There were a few niggles. Take, for instance, the fact that the floors we were sleeping, eating, lounging, living on were absolutely covered in a layer of fine dog hair. The carpets the landlord claimed had been professionally cleaned: upon showing him the problem, did our landlord offer to get the job done right? No, he did not. So it took D over two solid, full-time days of painstaking vacuuming to make them passably clean. Further, the oven didn't work, the fridge compressor leaked, and one of the shelves in the newly fitted kitchen cabinets was missing its mounting pins (halving the storage capacity therein). To top it all off there was evidence of rodent infestation in the closets. We patiently submitted a list of items to be addressed, at which point the landlord started giving D the names of contractors and asking him to sort it out. Having just completed the exhausting renovation of a home we actually owned, the injustice of having to take on the landlord's job in a place we've rented started to feel a bit unfair.
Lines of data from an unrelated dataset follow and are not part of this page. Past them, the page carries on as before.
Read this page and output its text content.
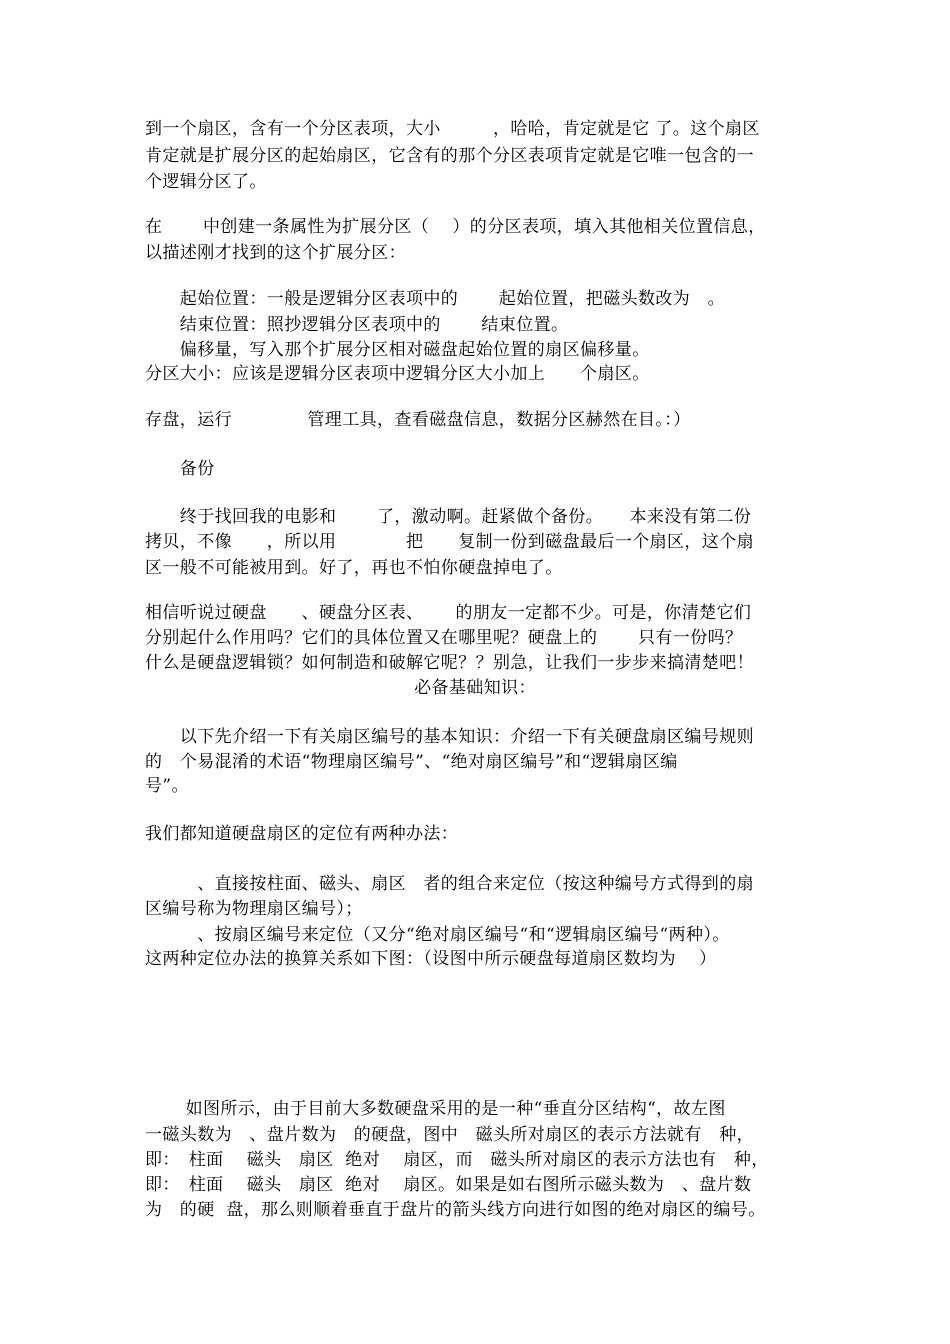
到一个扇区，含有一个分区表项，大小　　　，哈哈，肯定就是它 了。这个扇区
肯定就是扩展分区的起始扇区，它含有的那个分区表项肯定就是它唯一包含的一
个逻辑分区了。
在　　 中创建一条属性为扩展分区（　 ）的分区表项，填入其他相关位置信息，
以描述刚才找到的这个扩展分区：
　　起始位置：一般是逻辑分区表项中的　　 起始位置，把磁头数改为　。
　　结束位置：照抄逻辑分区表项中的　　 结束位置。
　　偏移量，写入那个扩展分区相对磁盘起始位置的扇区偏移量。
分区大小：应该是逻辑分区表项中逻辑分区大小加上　　个扇区。
存盘，运行　　　　 管理工具，查看磁盘信息，数据分区赫然在目。：）
　　备份
　　终于找回我的电影和　　 了，激动啊。赶紧做个备份。　　本来没有第二份
拷贝，不像　　，所以用　　　　把　　复制一份到磁盘最后一个扇区，这个扇
区一般不可能被用到。好了，再也不怕你硬盘掉电了。
相信听说过硬盘　　、硬盘分区表、　　 的朋友一定都不少。可是，你清楚它们
分别起什么作用吗？它们的具体位置又在哪里呢？硬盘上的　　 只有一份吗？
什么是硬盘逻辑锁？如何制造和破解它呢？？别急，让我们一步步来搞清楚吧！
必备基础知识：
　　以下先介绍一下有关扇区编号的基本知识：介绍一下有关硬盘扇区编号规则
的　个易混淆的术语“物理扇区编号”、“绝对扇区编号”和“逻辑扇区编
号”。
我们都知道硬盘扇区的定位有两种办法：
　　　、直接按柱面、磁头、扇区　者的组合来定位（按这种编号方式得到的扇
区编号称为物理扇区编号）；
　　　、按扇区编号来定位（又分“绝对扇区编号“和“逻辑扇区编号“两种）。
这两种定位办法的换算关系如下图：（设图中所示硬盘每道扇区数均为　 ）
　　 如图所示，由于目前大多数硬盘采用的是一种“垂直分区结构“，故左图
一磁头数为　、盘片数为　的硬盘，图中　磁头所对扇区的表示方法就有　种，
即：　柱面　 磁头　扇区  绝对　 扇区，而　磁头所对扇区的表示方法也有　种，
即：　柱面　 磁头　扇区  绝对　 扇区。如果是如右图所示磁头数为　、盘片数
为　的硬  盘，那么则顺着垂直于盘片的箭头线方向进行如图的绝对扇区的编号。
Then came the Sunday morning when the power in the cottage suddenly went out as D was preparing brunch. After a bunch of diagnostic trips to the fuse box, we determined the water heater was the cause and went next door to inform the landlord. He asked if he needed to get someone to deal with it that very day. Magnanimously, we said, "No, that would cost too much - tomorrow is fine." Loyal readers, we were without hot water for 13 days. And, ironically, the plumber insisted on doing the work on a weekend, so we were forced to cancel our plans to go away in order to accommodate him because we were so desperate to just effing have it fixed already.
It took a well over month to get the pest controller in to review the rodent problem, and when he did arrive, he pointed out that not only were there mice in the closets, but the attic in the bathroom extension was literally carpeted in rat shit. (Oh yes, and that the power shower unit up there was leaking, so the landlord had it switched off without telling us.) The exterminator spoke to the landlord about the remedial actions required, and on a return visit when nothing was addressed, he advised us that we were perfectly within our legal rights to move out and strongly recommended that we do so.
Meanwhile, our container had arrived and, unwilling to unpack when we had made the decision to break the lease, we were now living essentially in a storage unit with paths leading through the boxes. We commenced the soul-destroying effort of finding another place to live, which consumed another month of our weekends. The halcyon days of our first few weeks were replaced by a frustration, bordering on anger, that life has to be this much effing hassle.
|Au revoir, Leo, you're the only thing|
I'll miss around here.
I've loads more to tell you about my new life in England, but I shall leave that for another time. Thanks for reading, my lovelies, and for all your support and encouragement.